A calendar doesn’t inspire people. A Google Doc doesn’t cast vision. And a checklist can’t coach someone through their burnout. I learned that leading well means connecting, communicating, and caring—not just cranking out more detailed plans.
You ever try to follow GPS directions that are technically accurate but lead you straight into a lake? That’s what it’s like when a leader plans without leading. (Ask me how I know. That poor rental car.)
So What’s the Fix?
If you’re a planner like me, here are a few reminders that’ll help you move from planner-in-chief to leader worth following:
Talk to people more than you type.
Real leadership happens in conversations, not just in content.
Stop managing schedules—start mentoring people.
Invest in who your team is becoming, not just what they’re doing.
Revisit your “why” often.
If you haven’t said the vision out loud in the last week, go ahead and say it again today.
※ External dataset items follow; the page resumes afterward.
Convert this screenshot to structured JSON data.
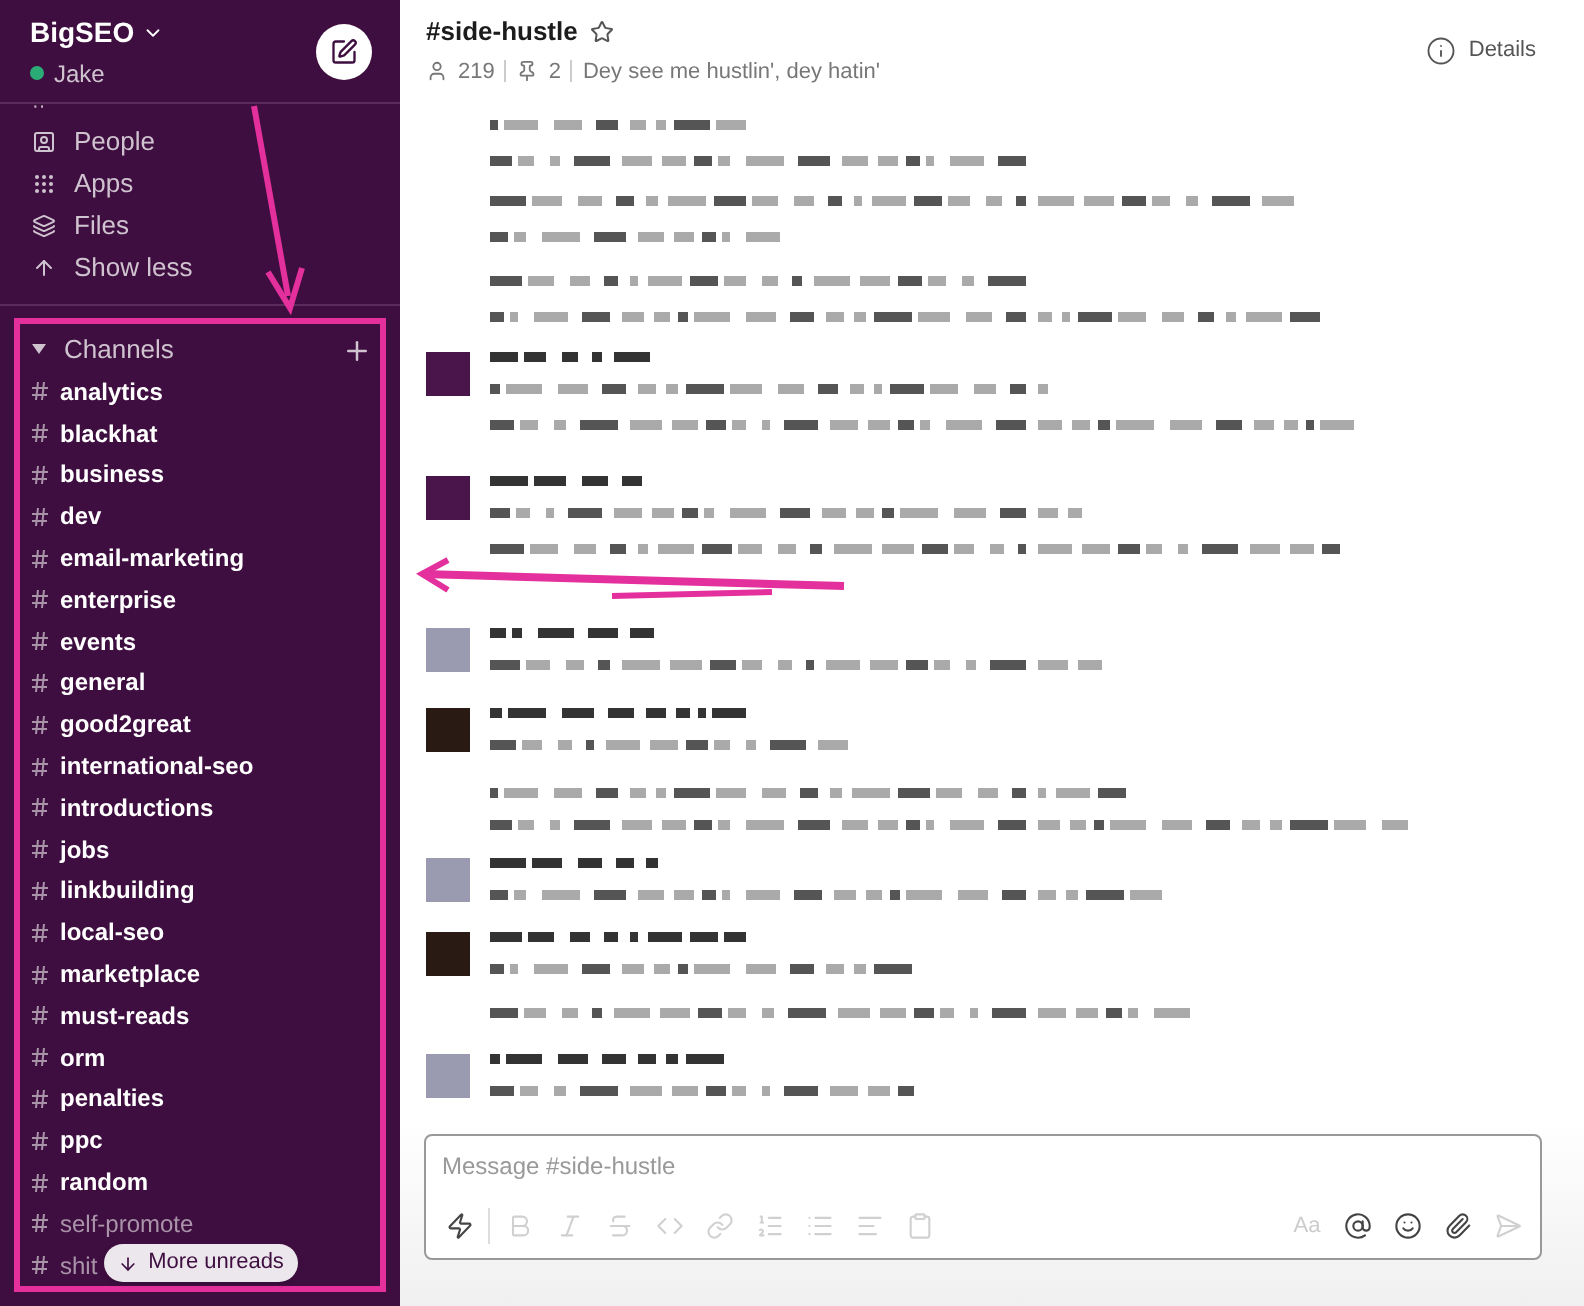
{
  "workspace": {
    "name": "BigSEO",
    "user": "Jake",
    "online": true
  },
  "sidebar": {
    "cut_item": "··",
    "items": [
      {
        "kind": "people",
        "label": "People"
      },
      {
        "kind": "apps",
        "label": "Apps"
      },
      {
        "kind": "files",
        "label": "Files"
      },
      {
        "kind": "less",
        "label": "Show less"
      }
    ],
    "channels_header": {
      "label": "Channels",
      "expanded": true
    },
    "channels": [
      {
        "name": "analytics",
        "unread": true
      },
      {
        "name": "blackhat",
        "unread": true
      },
      {
        "name": "business",
        "unread": true
      },
      {
        "name": "dev",
        "unread": true
      },
      {
        "name": "email-marketing",
        "unread": true
      },
      {
        "name": "enterprise",
        "unread": true
      },
      {
        "name": "events",
        "unread": true
      },
      {
        "name": "general",
        "unread": true
      },
      {
        "name": "good2great",
        "unread": true
      },
      {
        "name": "international-seo",
        "unread": true
      },
      {
        "name": "introductions",
        "unread": true
      },
      {
        "name": "jobs",
        "unread": true
      },
      {
        "name": "linkbuilding",
        "unread": true
      },
      {
        "name": "local-seo",
        "unread": true
      },
      {
        "name": "marketplace",
        "unread": true
      },
      {
        "name": "must-reads",
        "unread": true
      },
      {
        "name": "orm",
        "unread": true
      },
      {
        "name": "penalties",
        "unread": true
      },
      {
        "name": "ppc",
        "unread": true
      },
      {
        "name": "random",
        "unread": true
      },
      {
        "name": "self-promote",
        "unread": false
      },
      {
        "name": "shit",
        "unread": false
      }
    ],
    "more_unreads": "More unreads"
  },
  "channel": {
    "title": "#side-hustle",
    "starred": false,
    "members": "219",
    "pins": "2",
    "topic": "Dey see me hustlin', dey hatin'",
    "details": "Details"
  },
  "composer": {
    "placeholder": "Message #side-hustle",
    "format_label": "Aa",
    "tools": [
      {
        "kind": "shortcuts",
        "disabled": false
      },
      {
        "kind": "bold",
        "disabled": true
      },
      {
        "kind": "italic",
        "disabled": true
      },
      {
        "kind": "strike",
        "disabled": true
      },
      {
        "kind": "code",
        "disabled": true
      },
      {
        "kind": "link",
        "disabled": true
      },
      {
        "kind": "ordered",
        "disabled": true
      },
      {
        "kind": "bullets",
        "disabled": true
      },
      {
        "kind": "quote",
        "disabled": true
      },
      {
        "kind": "codeblock",
        "disabled": true
      }
    ],
    "actions": [
      {
        "kind": "mention",
        "disabled": false
      },
      {
        "kind": "emoji",
        "disabled": false
      },
      {
        "kind": "attach",
        "disabled": false
      },
      {
        "kind": "send",
        "disabled": true
      }
    ]
  }
}
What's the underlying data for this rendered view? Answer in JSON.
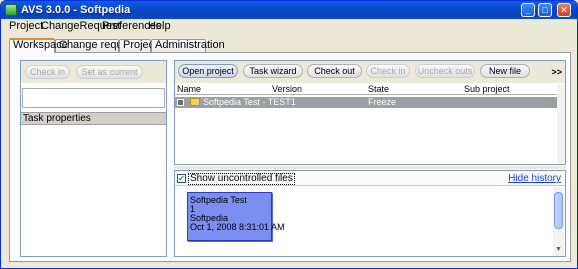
{
  "window": {
    "title": "AVS 3.0.0 - Softpedia",
    "controls": {
      "minimize": "_",
      "maximize": "□",
      "close": "✕"
    }
  },
  "menu": [
    "Project",
    "ChangeRequest",
    "Preferences",
    "Help"
  ],
  "tabs": [
    {
      "label": "Workspace",
      "active": true
    },
    {
      "label": "Change request",
      "active": false
    },
    {
      "label": "Project",
      "active": false
    },
    {
      "label": "Administration",
      "active": false
    }
  ],
  "left_pane": {
    "check_in_label": "Check in",
    "set_as_current_label": "Set as current",
    "task_properties_label": "Task properties"
  },
  "toolbar": {
    "open_project": "Open project",
    "task_wizard": "Task wizard",
    "check_out": "Check out",
    "check_in": "Check in",
    "uncheck_outs": "Uncheck outs",
    "new_file": "New file",
    "overflow": ">>"
  },
  "grid": {
    "columns": [
      "Name",
      "Version",
      "State",
      "Sub project"
    ],
    "rows": [
      {
        "name": "Softpedia Test - TEST1",
        "version": "",
        "state": "Freeze",
        "sub_project": ""
      }
    ]
  },
  "history": {
    "show_uncontrolled_label": "Show uncontrolled files",
    "show_uncontrolled_checked": true,
    "hide_history_label": "Hide history",
    "card": {
      "line1": "Softpedia Test",
      "line2": "1",
      "line3": "Softpedia",
      "line4": "Oct 1, 2008 8:31:01 AM"
    }
  },
  "colors": {
    "titlebar": "#0a5de8",
    "selected_row": "#9aa0a6",
    "history_card": "#7c8ff0",
    "link": "#1a3ccc"
  }
}
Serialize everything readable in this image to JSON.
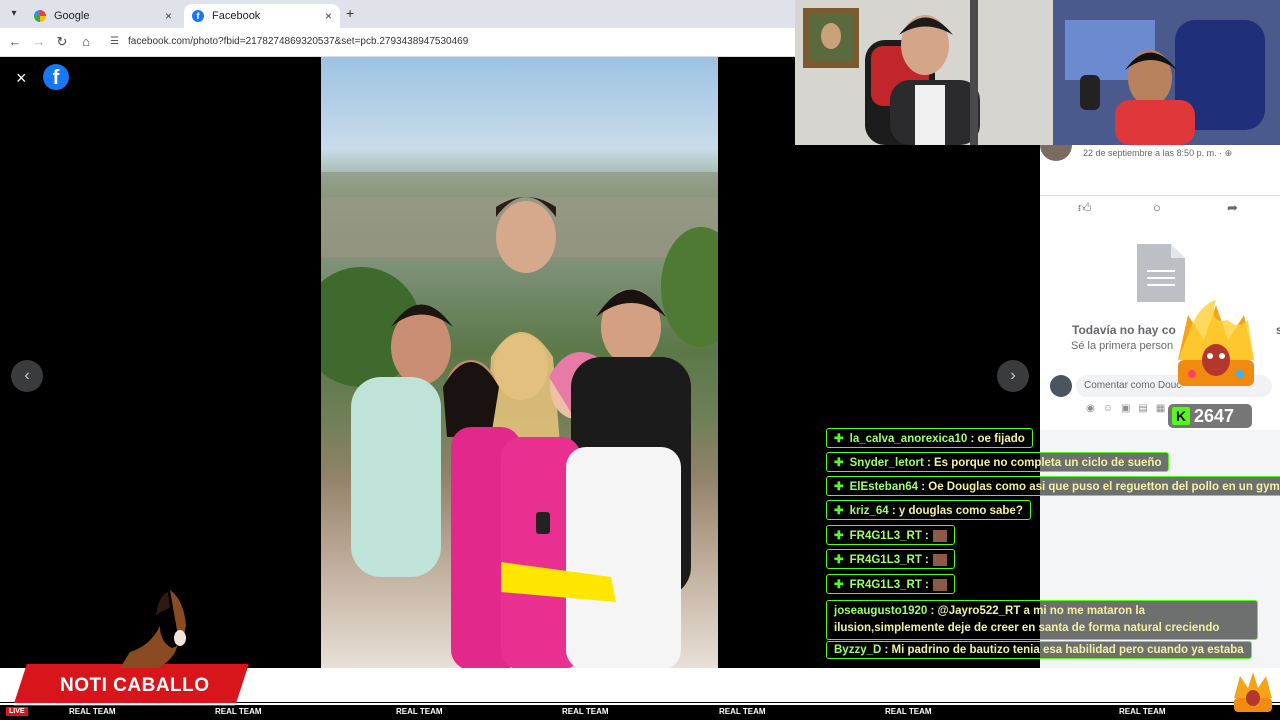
{
  "browser": {
    "tabs": [
      {
        "label": "Google",
        "close": "×"
      },
      {
        "label": "Facebook",
        "close": "×"
      }
    ],
    "new_tab": "+",
    "url": "facebook.com/photo?fbid=2178274869320537&set=pcb.2793438947530469"
  },
  "viewer": {
    "close": "×",
    "logo": "f",
    "prev": "‹",
    "next": "›"
  },
  "side_panel": {
    "date": "22 de septiembre a las 8:50 p. m. · ⊕",
    "no_comments": "Todavía no hay co",
    "no_comments_end": "s",
    "be_first": "Sé la primera person",
    "comment_placeholder": "Comentar como Douc",
    "action_icons": [
      "like-icon",
      "comment-icon",
      "share-icon"
    ]
  },
  "overlay": {
    "counter": "2647",
    "counter_icon": "K",
    "show_title": "NOTI CABALLO",
    "live": "LIVE",
    "ticker": [
      "REAL TEAM",
      "REAL TEAM",
      "REAL TEAM",
      "REAL TEAM",
      "REAL TEAM",
      "REAL TEAM",
      "REAL TEAM"
    ]
  },
  "chat": [
    {
      "user": "la_calva_anorexica10",
      "text": " : oe fijado"
    },
    {
      "user": "Snyder_letort",
      "text": " : Es porque no completa un ciclo de sueño"
    },
    {
      "user": "ElEsteban64",
      "text": " : Oe Douglas como asi que puso el reguetton del pollo en un gym?"
    },
    {
      "user": "kriz_64",
      "text": " : y douglas como sabe?"
    },
    {
      "user": "FR4G1L3_RT",
      "text": " :"
    },
    {
      "user": "FR4G1L3_RT",
      "text": " :"
    },
    {
      "user": "FR4G1L3_RT",
      "text": " :"
    },
    {
      "user": "joseaugusto1920",
      "text": " : @Jayro522_RT a mi no me mataron la ilusion,simplemente deje de creer en santa de forma natural creciendo"
    },
    {
      "user": "Byzzy_D",
      "text": " : Mi padrino de bautizo tenia esa habilidad pero cuando ya estaba"
    }
  ],
  "colors": {
    "facebook_blue": "#1877f2",
    "kick_green": "#53fc18",
    "noti_red": "#d8151b"
  }
}
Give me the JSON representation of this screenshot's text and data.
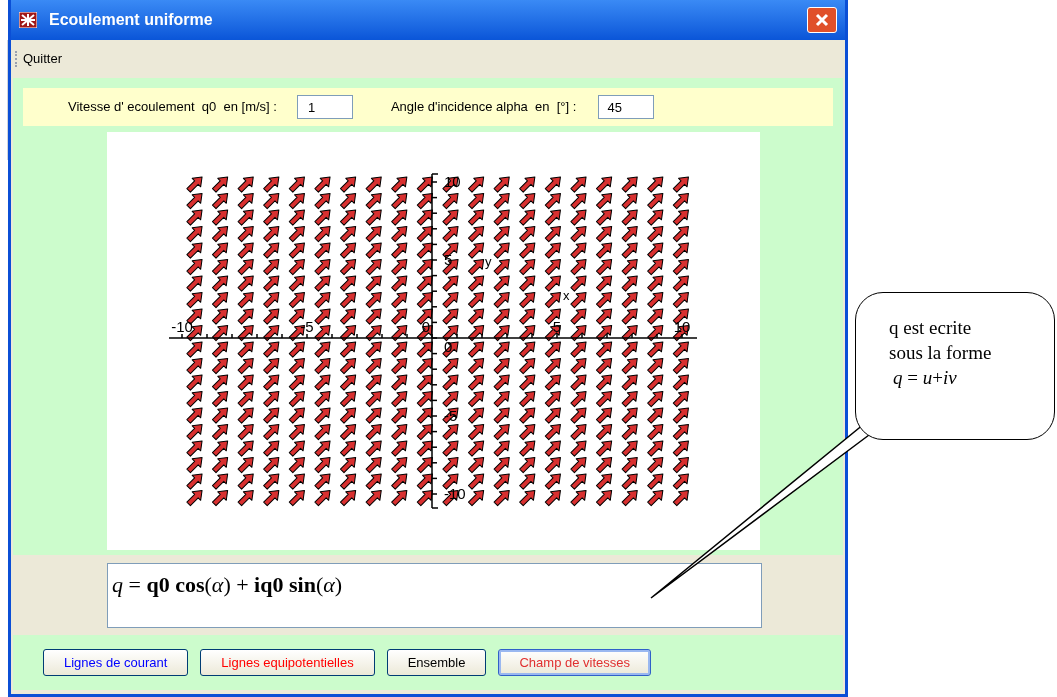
{
  "window": {
    "title": "Ecoulement uniforme"
  },
  "menu": [
    {
      "label": "Quitter"
    }
  ],
  "inputs": [
    {
      "label": "Vitesse d' ecoulement  q0  en [m/s] :",
      "value": "1"
    },
    {
      "label": "Angle d'incidence alpha  en  [°] :",
      "value": "45"
    }
  ],
  "plot": {
    "x_axis_label": "x",
    "y_axis_label": "y",
    "x_ticks": [
      "-10",
      "-5",
      "0",
      "5",
      "10"
    ],
    "y_ticks": [
      "10",
      "5",
      "0",
      "-5",
      "-10"
    ]
  },
  "formula": "*q* = **q0 cos**(*α*) + **iq0 sin**(*α*)",
  "buttons": [
    {
      "label": "Lignes de courant",
      "color": "#0000ff",
      "selected": false
    },
    {
      "label": "Lignes equipotentielles",
      "color": "#ff0000",
      "selected": false
    },
    {
      "label": "Ensemble",
      "color": "#000000",
      "selected": false
    },
    {
      "label": "Champ de vitesses",
      "color": "#e03030",
      "selected": true
    }
  ],
  "callout": {
    "text": "q est ecrite sous la forme",
    "formula": "*q* = *u*+*iv*"
  }
}
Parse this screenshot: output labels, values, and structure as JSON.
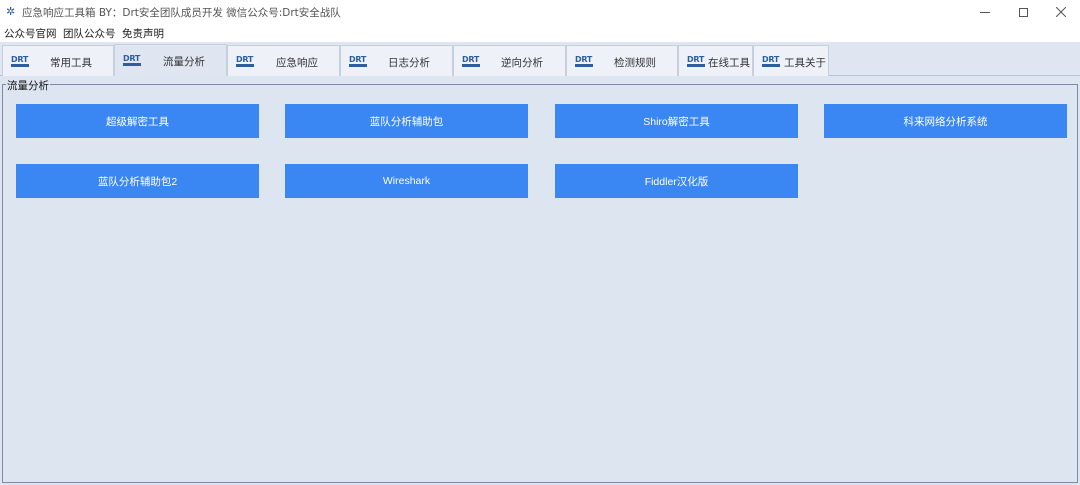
{
  "window": {
    "title": "应急响应工具箱   BY：Drt安全团队成员开发    微信公众号:Drt安全战队",
    "icon": "star-icon"
  },
  "menu": {
    "items": [
      "公众号官网",
      "团队公众号",
      "免责声明"
    ]
  },
  "tabs": [
    {
      "label": "常用工具",
      "logo": "DRT",
      "active": false
    },
    {
      "label": "流量分析",
      "logo": "DRT",
      "active": true
    },
    {
      "label": "应急响应",
      "logo": "DRT",
      "active": false
    },
    {
      "label": "日志分析",
      "logo": "DRT",
      "active": false
    },
    {
      "label": "逆向分析",
      "logo": "DRT",
      "active": false
    },
    {
      "label": "检测规则",
      "logo": "DRT",
      "active": false
    },
    {
      "label": "在线工具",
      "logo": "DRT",
      "active": false
    },
    {
      "label": "工具关于",
      "logo": "DRT",
      "active": false
    }
  ],
  "group": {
    "title": "流量分析",
    "buttons": [
      "超级解密工具",
      "蓝队分析辅助包",
      "Shiro解密工具",
      "科来网络分析系统",
      "蓝队分析辅助包2",
      "Wireshark",
      "Fiddler汉化版"
    ]
  },
  "colors": {
    "accent": "#3a86f2",
    "panel": "#dde5f1",
    "tabstrip": "#dfe6f1"
  }
}
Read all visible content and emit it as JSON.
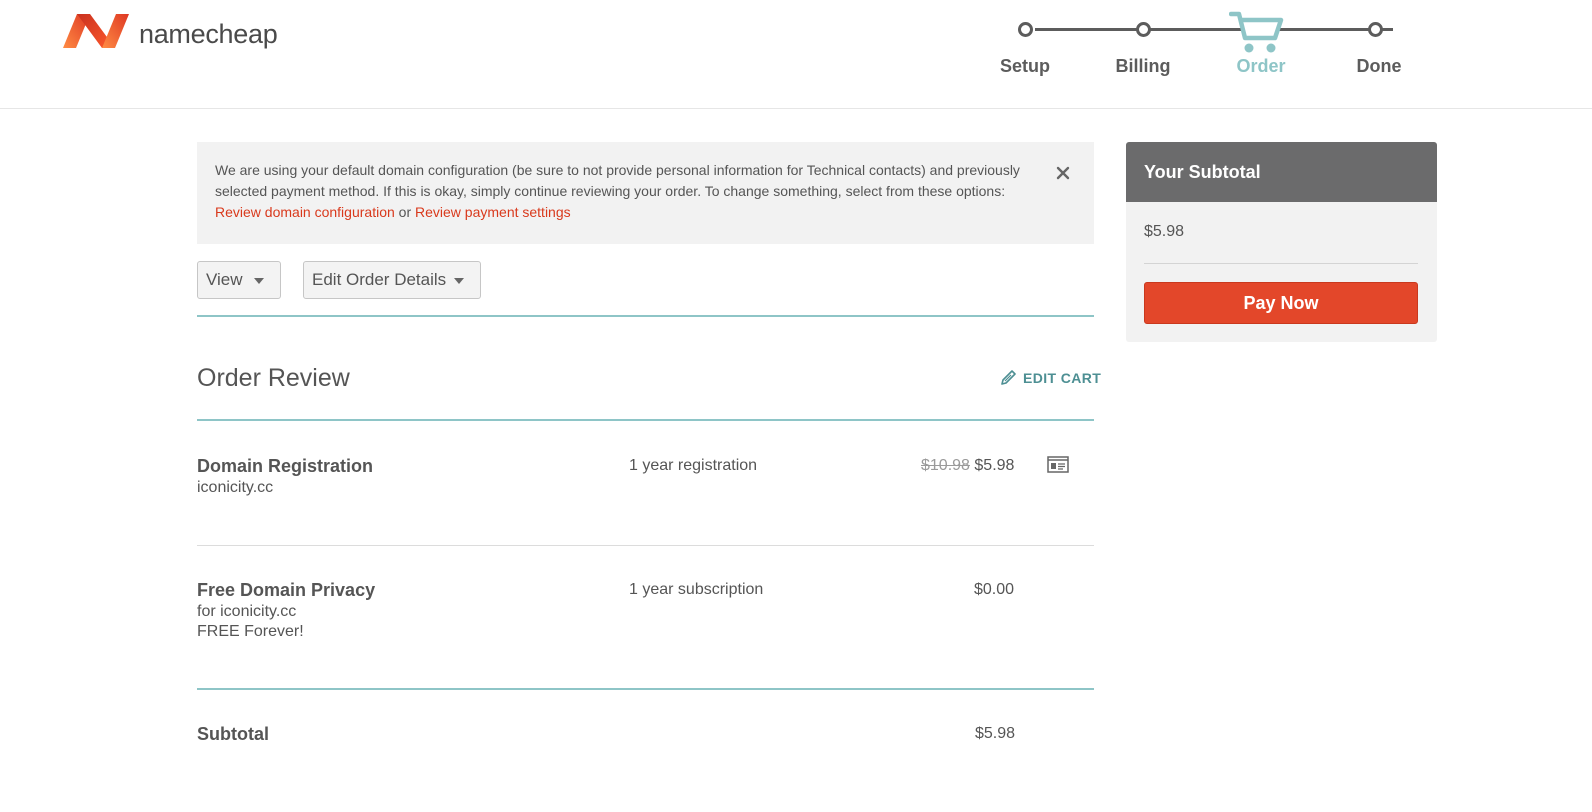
{
  "brand": {
    "name": "namecheap",
    "logo_colors": [
      "#ff8c44",
      "#de3723"
    ]
  },
  "steps": [
    {
      "label": "Setup",
      "active": false
    },
    {
      "label": "Billing",
      "active": false
    },
    {
      "label": "Order",
      "active": true
    },
    {
      "label": "Done",
      "active": false
    }
  ],
  "notice": {
    "text_before": "We are using your default domain configuration (be sure to not provide personal information for Technical contacts) and previously selected payment method. If this is okay, simply continue reviewing your order. To change something, select from these options: ",
    "link_domain": "Review domain configuration",
    "or": " or ",
    "link_payment": "Review payment settings",
    "close_icon": "close-icon"
  },
  "controls": {
    "view_label": "View",
    "edit_order_label": "Edit Order Details"
  },
  "order": {
    "title": "Order Review",
    "edit_cart_label": "EDIT CART",
    "items": [
      {
        "name": "Domain Registration",
        "sub": [
          "iconicity.cc"
        ],
        "term": "1 year registration",
        "old_price": "$10.98",
        "price": "$5.98",
        "icon": "contact-card-icon"
      },
      {
        "name": "Free Domain Privacy",
        "sub": [
          "for iconicity.cc",
          "FREE Forever!"
        ],
        "term": "1 year subscription",
        "price": "$0.00"
      }
    ],
    "subtotal_label": "Subtotal",
    "subtotal_value": "$5.98"
  },
  "sidebar": {
    "title": "Your Subtotal",
    "amount": "$5.98",
    "pay_label": "Pay Now"
  },
  "colors": {
    "accent_teal": "#8ec5c7",
    "pay_red": "#e3472a",
    "link_red": "#d9391c"
  }
}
Evaluate more than events.
Ask your team how they’re doing, not just how the service went.
Make space for the Spirit.
Don’t get so married to your plan that you forget the Holy Spirit might want to interrupt it.
You can plan the perfect service, coordinate the cutest crafts, and schedule snack duty to the second—but if you’re not leading with heart, with purpose, and with people in mind, you’re just running a well-organized circus.
And trust me, I’ve been to enough circus-style ministry moments to know… you can have a great plan and still lose your monkeys.
So yes—plan well. But lead even better.
Because at the end of the day, it’s not about how good your plan looks—it’s about how well your people follow the God who called you all to it.